There’s a package of personal skills that I’d call “being good at life” – some combination of being open-minded, open-hearted, honest and adventurous. Here I’m not trying to define exactly what’s in the package; I’m just saying such a thing exists, and you know this when you meet someone who is good at life. These people glow with contagious energy, you can feel it within a minute in their presence, and in half an hour you are imbued with some measure of their magic. They are so good at life that the irrepressible force of life overflows the boundaries of their bodies and penetrates into the lucky souls nearby.
This happens in the two-episode story arc completed this week on Louie, which is very close to entering my pantheon of favorite TV shows over the last decade (in chronological order: The Sopranos, Firefly, Deadwood, Battlestar Galactica, Mad Men). If you don’t watch Louie CK’s brilliant show, and you don’t want to know what happens in it before you watch it, then you shouldn’t read the rest of this. Just go watch Louie – the first two seasons are on Netflix, the third is available on Amazon Instant Video.

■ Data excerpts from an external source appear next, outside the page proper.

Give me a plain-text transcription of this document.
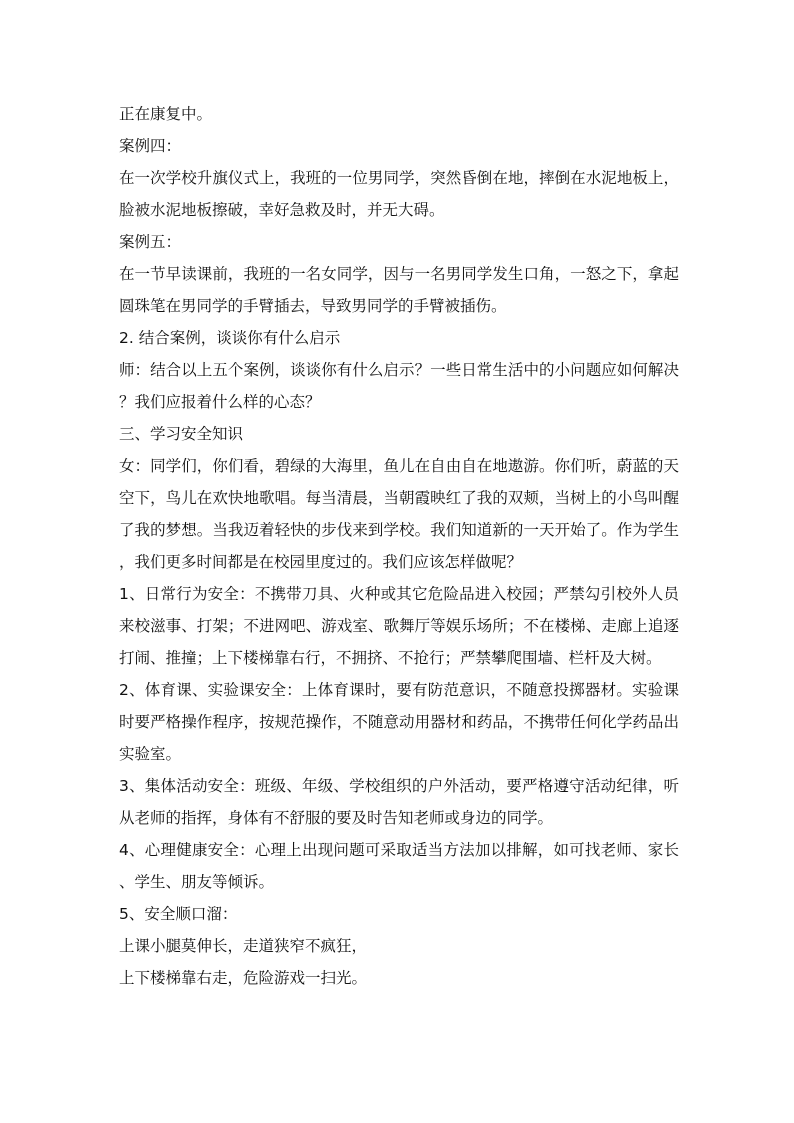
正在康复中。

案例四：

在一次学校升旗仪式上，我班的一位男同学，突然昏倒在地，摔倒在水泥地板上，脸被水泥地板擦破，幸好急救及时，并无大碍。

案例五：

在一节早读课前，我班的一名女同学，因与一名男同学发生口角，一怒之下，拿起圆珠笔在男同学的手臂插去，导致男同学的手臂被插伤。

2. 结合案例，谈谈你有什么启示

师：结合以上五个案例，谈谈你有什么启示？一些日常生活中的小问题应如何解决？我们应报着什么样的心态？

三、学习安全知识

女：同学们，你们看，碧绿的大海里，鱼儿在自由自在地遨游。你们听，蔚蓝的天空下，鸟儿在欢快地歌唱。每当清晨，当朝霞映红了我的双颊，当树上的小鸟叫醒了我的梦想。当我迈着轻快的步伐来到学校。我们知道新的一天开始了。作为学生，我们更多时间都是在校园里度过的。我们应该怎样做呢？

1、日常行为安全：不携带刀具、火种或其它危险品进入校园；严禁勾引校外人员来校滋事、打架；不进网吧、游戏室、歌舞厅等娱乐场所；不在楼梯、走廊上追逐打闹、推撞；上下楼梯靠右行，不拥挤、不抢行；严禁攀爬围墙、栏杆及大树。

2、体育课、实验课安全：上体育课时，要有防范意识，不随意投掷器材。实验课时要严格操作程序，按规范操作，不随意动用器材和药品，不携带任何化学药品出实验室。

3、集体活动安全：班级、年级、学校组织的户外活动，要严格遵守活动纪律，听从老师的指挥，身体有不舒服的要及时告知老师或身边的同学。

4、心理健康安全：心理上出现问题可采取适当方法加以排解，如可找老师、家长、学生、朋友等倾诉。

5、安全顺口溜：

上课小腿莫伸长，走道狭窄不疯狂，

上下楼梯靠右走，危险游戏一扫光。
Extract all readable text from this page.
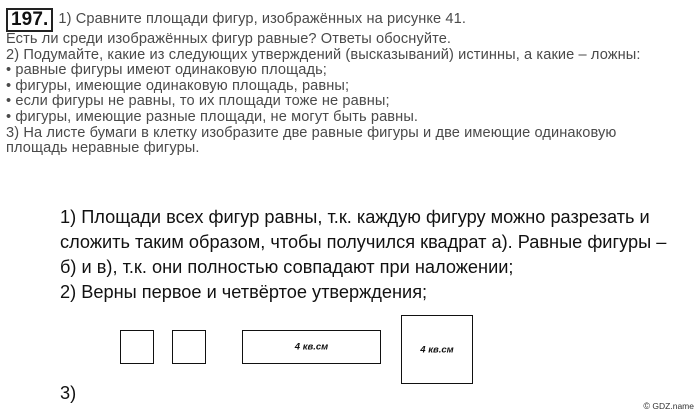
197. 1) Сравните площади фигур, изображённых на рисунке 41.
Есть ли среди изображённых фигур равные? Ответы обоснуйте.
2) Подумайте, какие из следующих утверждений (высказываний) истинны, а какие – ложны:
• равные фигуры имеют одинаковую площадь;
• фигуры, имеющие одинаковую площадь, равны;
• если фигуры не равны, то их площади тоже не равны;
• фигуры, имеющие разные площади, не могут быть равны.
3) На листе бумаги в клетку изобразите две равные фигуры и две имеющие одинаковую
площадь неравные фигуры.
1) Площади всех фигур равны, т.к. каждую фигуру можно разрезать и
сложить таким образом, чтобы получился квадрат а). Равные фигуры –
б) и в), т.к. они полностью совпадают при наложении;
2) Верны первое и четвёртое утверждения;
4 кв.см	4 кв.см
3)
© GDZ.name
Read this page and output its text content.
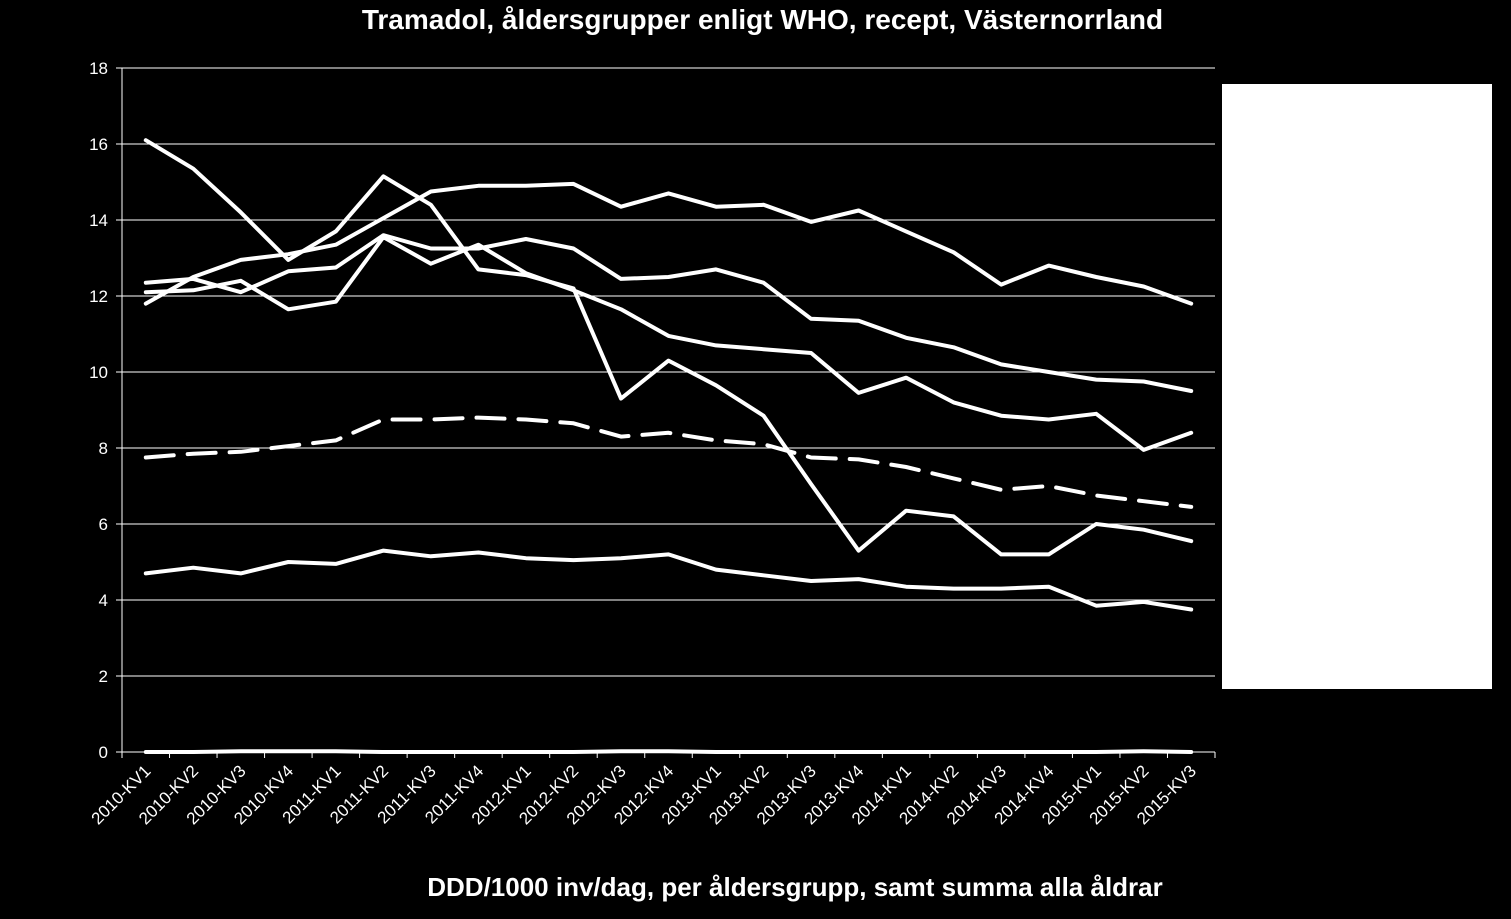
Tramadol, åldersgrupper enligt WHO, recept, Västernorrland
0
2
4
6
8
10
12
14
16
18
2010-KV1
2010-KV2
2010-KV3
2010-KV4
2011-KV1
2011-KV2
2011-KV3
2011-KV4
2012-KV1
2012-KV2
2012-KV3
2012-KV4
2013-KV1
2013-KV2
2013-KV3
2013-KV4
2014-KV1
2014-KV2
2014-KV3
2014-KV4
2015-KV1
2015-KV2
2015-KV3
DDD/1000 inv/dag, per åldersgrupp, samt summa alla åldrar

Louie is a bit of a sad sack – divorced, out of shape, mid-forties, and haplessly looking for love. In the first episode of this story, he goes to a bookstore to buy something for his daughter. He turns down an offer of help from the first salesperson who inquires because he sees the other beside him, a librarian-sexy woman played by Parker Posey. He mumbles about finding a book about flowers for his daughter, and she really engages with the request, asking questions about his daughter and suggesting something that seems just right. It’s not a perfunctory execution of her task as a retail drone – she brings authentic humanity to a routine interaction. Louie’s days are filled with dross and here is a pure rivulet of gold.
Some time later, he’s back at the store panning for more, and she remembers him, her greeting lighting up his heart immediately. Finding a book for his other daughter, she draws on the shared personal history of being a girl just starting to grapple with life and femininity, and suggests another title that will surely be perfect. Truly infatuated now, Louie returns to the store a third time and stumbles out the best possible pitch for a date that can be made by an overweight balding older man to a vivacious younger woman. She says yes.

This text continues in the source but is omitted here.